While New Balance may have lagged behind some of its peers in terms of getting into the collaborations game, the timing may have turned out to be fortuitous.
Six years ago, when the brand was embroiled in its Trump scandal (which stemmed from a quote about trade policy that it argued was taken out of context), it didn’t have far to fall with the sneakerhead crowd.
Marie says she wasn’t wearing New Balance in 2016 anyway, so steering clear of the brand for a year or two in the wake of the political backlash wasn’t much of a loss. In the time since, she says, she feels the brand has demonstrated its values by sticking to what it knows — product — and cultivating supportive partnerships with diverse creatives.
While the Ohio dad demographic (referenced playfully in some of its ads) is still an important New Balance customer, the fashion crowd is now powering much of its business. The challenge will be figuring out how to appease both — and how to keep fans excited about what’s new without straying too far from the brand’s roots.

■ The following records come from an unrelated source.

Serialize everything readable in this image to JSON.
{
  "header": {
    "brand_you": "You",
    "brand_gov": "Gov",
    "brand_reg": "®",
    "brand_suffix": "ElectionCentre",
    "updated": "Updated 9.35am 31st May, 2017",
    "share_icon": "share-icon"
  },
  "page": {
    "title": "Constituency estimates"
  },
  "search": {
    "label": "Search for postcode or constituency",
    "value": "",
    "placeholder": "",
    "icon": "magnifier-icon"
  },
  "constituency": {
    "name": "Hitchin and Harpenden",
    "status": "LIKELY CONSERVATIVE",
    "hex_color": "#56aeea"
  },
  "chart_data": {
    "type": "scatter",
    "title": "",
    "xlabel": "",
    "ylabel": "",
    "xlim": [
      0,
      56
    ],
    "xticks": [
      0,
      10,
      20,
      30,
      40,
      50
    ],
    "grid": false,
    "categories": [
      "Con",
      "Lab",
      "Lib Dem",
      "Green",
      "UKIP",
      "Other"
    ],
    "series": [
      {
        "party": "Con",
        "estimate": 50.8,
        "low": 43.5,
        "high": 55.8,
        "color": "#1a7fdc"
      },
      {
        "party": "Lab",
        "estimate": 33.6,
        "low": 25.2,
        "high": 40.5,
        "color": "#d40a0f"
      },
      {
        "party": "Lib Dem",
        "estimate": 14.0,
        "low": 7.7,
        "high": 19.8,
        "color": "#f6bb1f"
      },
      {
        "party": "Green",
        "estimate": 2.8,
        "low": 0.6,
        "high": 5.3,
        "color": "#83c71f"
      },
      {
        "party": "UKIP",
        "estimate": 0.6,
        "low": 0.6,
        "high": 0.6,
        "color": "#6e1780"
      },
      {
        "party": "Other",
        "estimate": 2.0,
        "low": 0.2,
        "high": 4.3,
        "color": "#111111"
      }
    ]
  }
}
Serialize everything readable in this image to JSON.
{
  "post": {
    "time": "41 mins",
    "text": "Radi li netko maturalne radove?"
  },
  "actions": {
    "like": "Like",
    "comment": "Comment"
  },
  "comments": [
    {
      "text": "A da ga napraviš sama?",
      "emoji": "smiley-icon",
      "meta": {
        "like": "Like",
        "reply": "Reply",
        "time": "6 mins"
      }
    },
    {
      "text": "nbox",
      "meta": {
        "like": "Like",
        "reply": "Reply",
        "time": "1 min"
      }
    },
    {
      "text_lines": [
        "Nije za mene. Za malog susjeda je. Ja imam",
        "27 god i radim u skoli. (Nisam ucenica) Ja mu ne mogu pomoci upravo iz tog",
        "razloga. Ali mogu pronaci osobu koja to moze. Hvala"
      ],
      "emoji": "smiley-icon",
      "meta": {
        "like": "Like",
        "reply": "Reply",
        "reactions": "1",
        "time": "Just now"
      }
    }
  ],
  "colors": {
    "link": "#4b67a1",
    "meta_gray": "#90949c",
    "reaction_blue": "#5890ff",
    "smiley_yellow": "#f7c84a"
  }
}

In the coming months, per Grondin, we’ll see Santis’s debut Made in USA collection — the first glimpses of which appear in ALD’s new campaign — a collaboration with a “mid-to-higher-tier European brand” and another with an independent designer showing at Paris Fashion Week’s menswear shows in June. Another Staud drop, this time with a “Cali surf vibe” and inspired by a campaign pulled from the New Balance vaults, is also in the pipeline, along with further restocks of those perennially sold-out 550s.
Will New Balance stay on top forever? Can any brand? After 116 years in business, “They have longevity already. So they have the formula,” says Marie. Now it’s the competition that has to keep up.